The country has registered over 19.8 million COVID-19 cases and more than 555,400 deaths since the crisis began, according to data from Johns Hopkins University – the second-highest death toll in the world after the United States.
With 910 additional deaths registered in the last 24 hours, according to the country’s health ministry, Brazil reported an average of 989 daily deaths over the past week. The last time the figure was below 1,000 was on January 20, when it sat at 981.
While COVID-19 deaths and infections have dropped in recent weeks, and the rate of vaccinations has increased, health experts are warning that a new surge could be on the way in part due to the spread of the highly contagious Delta variant.
At the same time, Brazilian President Jair Bolsonaro, a coronavirus sceptic who continues to downplay the seriousness of COVID-19, has faced mounting pressure to account for his handling of the crisis.
Thousands protested in several cities across the country this month to demand the far-right leader’s impeachment – a move that has the support of a majority of Brazilians, according to a recent poll.

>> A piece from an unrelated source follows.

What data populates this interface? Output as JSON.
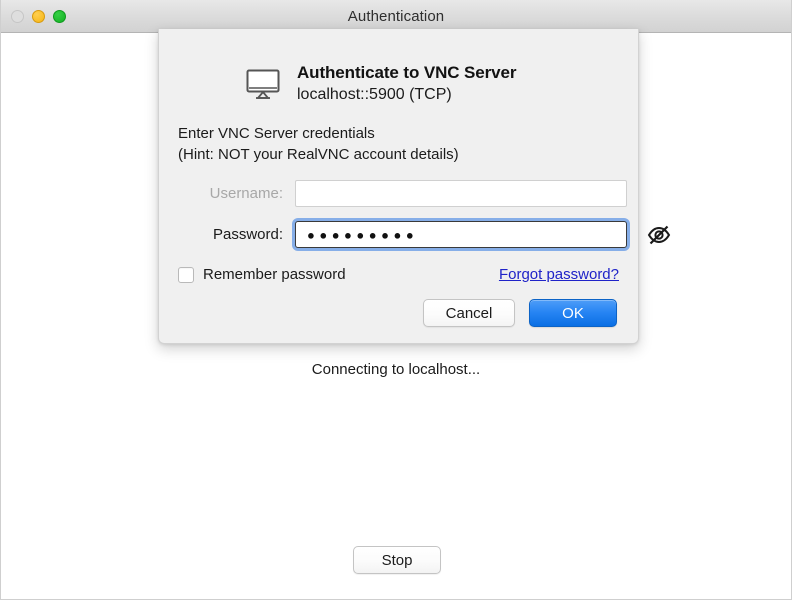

A Senate commission in April launched an investigation into how Bolsonaro tackled the coronavirus, including whether his government politicised the pandemic and whether it showed negligence in its efforts to purchase COVID-19 vaccines.
Since then, Bolsonaro has been accused of failing to act on alleged irregularities in a procurement of vaccines from India. He also faces allegations that he was involved in a scheme to skim his aides’ salaries when he served as a federal deputy.
The president has denied all the accusations.
Meanwhile, after a slow and chaotic start to its coronavirus vaccine rollout, Brazil has increased the pace of inoculations, registering more than 1 million jabs per day since June.
To date, more than 100 million people have received at least one dose, while 40 million are considered fully vaccinated.